Sid Haig passed away a couple days ago. I know it's not the last I've seen of him considering my appetite for 70s exploitation films and cheesy 80s Sci Fi and Fantasy. All those movies that endeavour to be strange or deranged with varying degrees of success--when Sid Haig shows up, oft-times unexpectedly, it gets real. Big and a bit strange looking, his performances were often too sharp for the heavies he was cast as. As a henchman in 1973's Coffy, he comes off as way more devious than his bosses.
The film is ultimately about the manipulation of racial politics, Haig comes across as a ruthless opportunist much more effectively than the men supposedly running the show. He makes it seem smarter to be a henchman than a boss as he seems silently to be laughing at the whole process while not really being above it.
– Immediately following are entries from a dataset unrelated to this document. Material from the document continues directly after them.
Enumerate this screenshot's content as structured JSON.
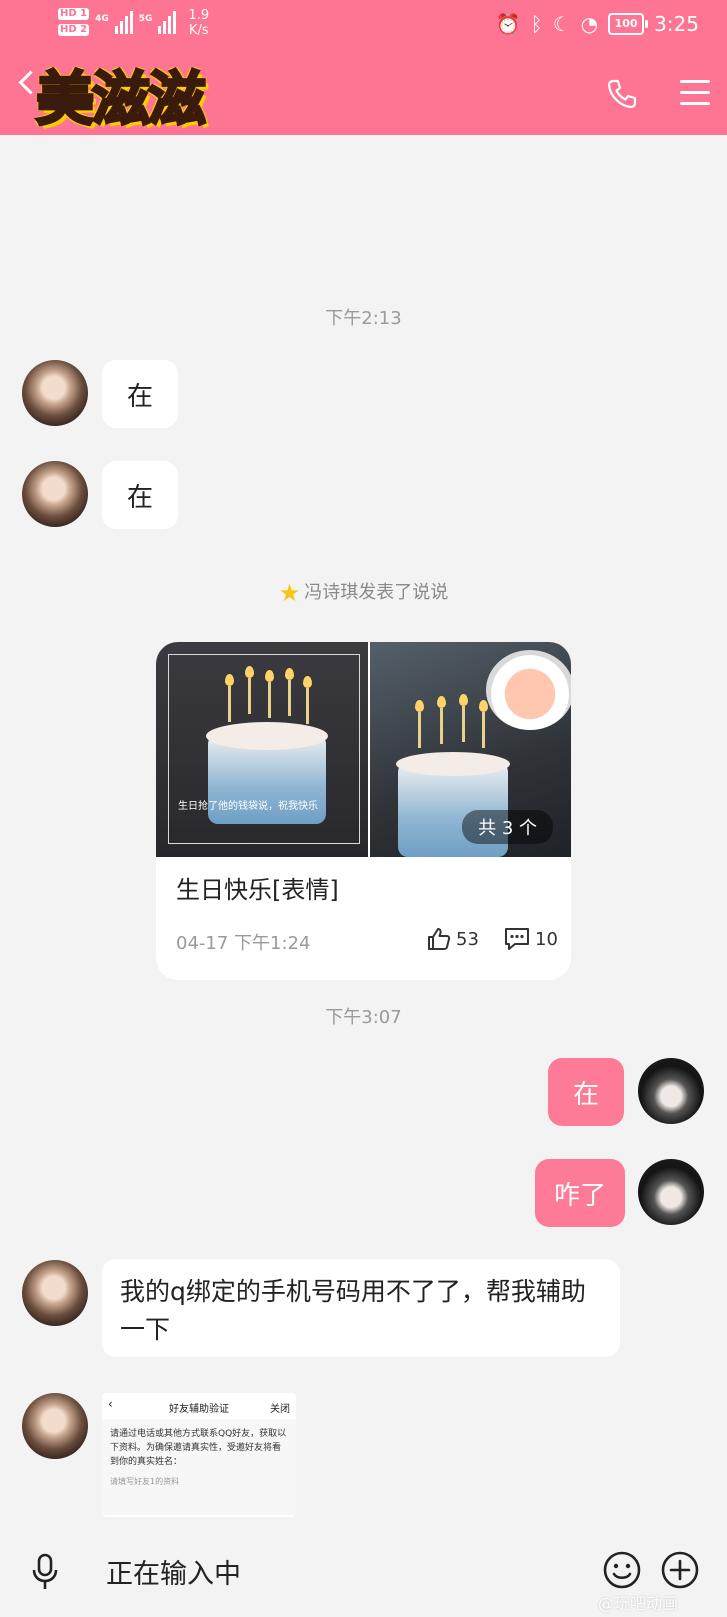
{
  "status_bar": {
    "sim1": "HD 1",
    "sim2": "HD 2",
    "net1": "4G",
    "net2": "5G",
    "speed_value": "1.9",
    "speed_unit": "K/s",
    "battery": "100",
    "time": "3:25"
  },
  "header": {
    "logo_text": "美滋滋",
    "accent_color": "#fe7593"
  },
  "messages": {
    "time1": "下午2:13",
    "msg1": "在",
    "msg2": "在",
    "notice": "冯诗琪发表了说说",
    "post": {
      "image_caption": "生日抢了他的钱袋说，祝我快乐",
      "count_badge": "共 3 个",
      "title": "生日快乐[表情]",
      "date": "04-17 下午1:24",
      "likes": "53",
      "comments": "10"
    },
    "time2": "下午3:07",
    "my_msg1": "在",
    "my_msg2": "咋了",
    "msg3": "我的q绑定的手机号码用不了了，帮我辅助一下",
    "screenshot": {
      "title": "好友辅助验证",
      "close": "关闭",
      "body": "请通过电话或其他方式联系QQ好友，获取以下资料。为确保邀请真实性，受邀好友将看到你的真实姓名：",
      "hint": "请填写好友1的资料"
    }
  },
  "input_bar": {
    "placeholder": "正在输入中"
  },
  "watermark": "@玩吧动画"
}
Playing odd and memorable supporting characters in so many films, his best known lead role is as Captain Spaulding in Rob Zombie's series of horror films that began with House of 1000 Corpses. Here his canny sadism is used to terrific effect. A final film in the series was released to a limited theatrical engagement a few weeks ago. Maybe to honour Haig some more theatres will be willing to show it. I'd certainly like to see it. But, as I said at the beginning, I'm sure I'll be running into Haig again, one way or another.
Twitter Sonnet #1280
Deceptive shelves'll drop the charging phone.
Substantial boats were never wrought of cheese.
A paper splint invades a glassy bone.
The stars become a shiny fleet of bees.
Returning trains would carry songs and words.
A counterweight ensures a spinning star.
The clouds permit the heavy passing birds.
An albatross could never pass the bar.
A hopeful loop returns the cars to park.
A valid ticket changed for choc'late cash.
The cheapest cup of coffee makes a mark.
The eyes could go to any dollar bash.
The bulging eyes observe as dust escapes.
A lanky shadow passed beyond the drapes.